Certaines histoires vraies semblent écrites par un scénariste trop ambitieux. Une bonne famille américaine s’inspire d’un de ces faits divers qui, la première fois qu’on en entend parler, laissent perplexe. Même s’il existe déjà des documentaires et d’autres séries sur cette affaire, cette version parvient à maintenir l’intérêt, surtout parce qu’elle ne cherche pas à donner des réponses simples.
La structure en allers-retours temporels peut désorienter. Par moments, on a l’impression que la série prolonge artificiellement certaines révélations, surtout pour ceux qui connaissent déjà l’histoire. Mais ce choix renforce aussi son idée centrale : la vérité dépend du point de vue. Il ne s’agit pas seulement de ce qui s’est passé, mais de la manière dont chacun le raconte et l’interprète.
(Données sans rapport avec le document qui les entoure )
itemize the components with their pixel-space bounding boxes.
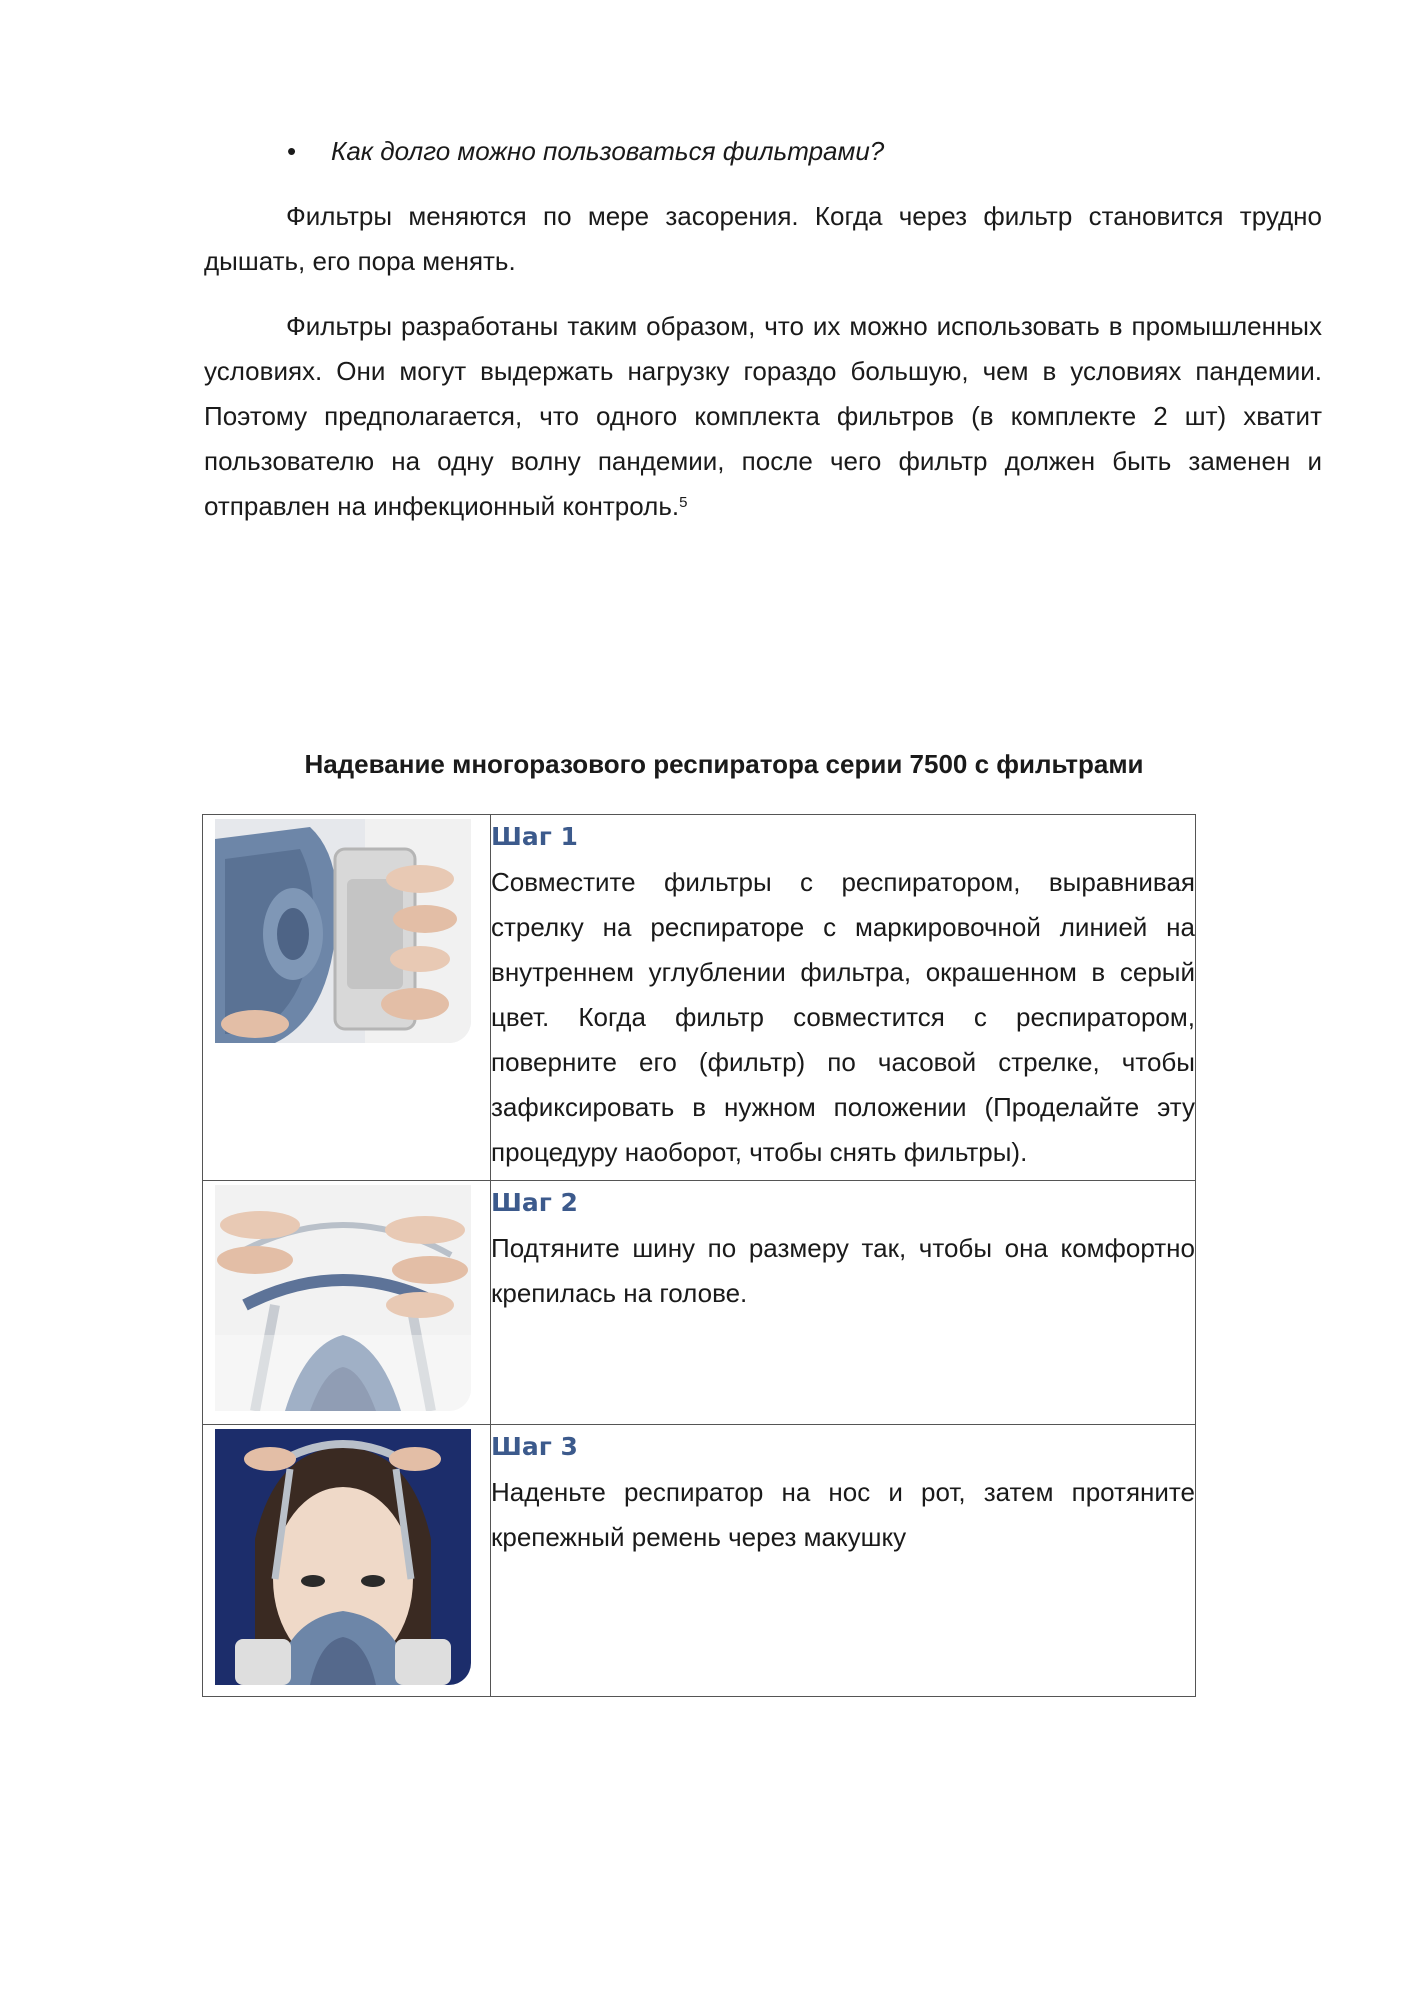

Le plus intéressant n’est pas tant le rebondissement —qui ne surprendra pas tout le monde— que la question dérangeante qui traverse chaque épisode : qu’est-ce qui pousse quelqu’un à agir ainsi ? La série ne tranche pas. Elle laisse au spectateur le soin de reconstituer les motivations, les peurs et les décisions. Avec un matériau aussi sensible, cela peut captiver ou mettre mal à l’aise.
Ellen Pompeo porte l’essentiel du drame avec une interprétation contenue, évitant la caricature. La série flirte parfois avec le sensationnalisme et peine à trouver l’équilibre entre thriller psychologique et drame humain. Mais lorsqu’elle se concentre sur la fragilité émotionnelle, elle gagne en profondeur.
Ce n’est pas une œuvre parfaite. Quatre épisodes peuvent sembler excessifs pour une histoire déjà largement exposée, et l’ambiguïté constante finit par fatiguer. Néanmoins, comme réflexion sur la construction d’une « vérité » à partir de récits contradictoires, elle se révèle plus stimulante qu’il n’y paraît.
Divertissante, étrange et moralement troublante. Une fiction qui invite à dépasser le fait divers pour accepter que plusieurs vérités puissent coexister.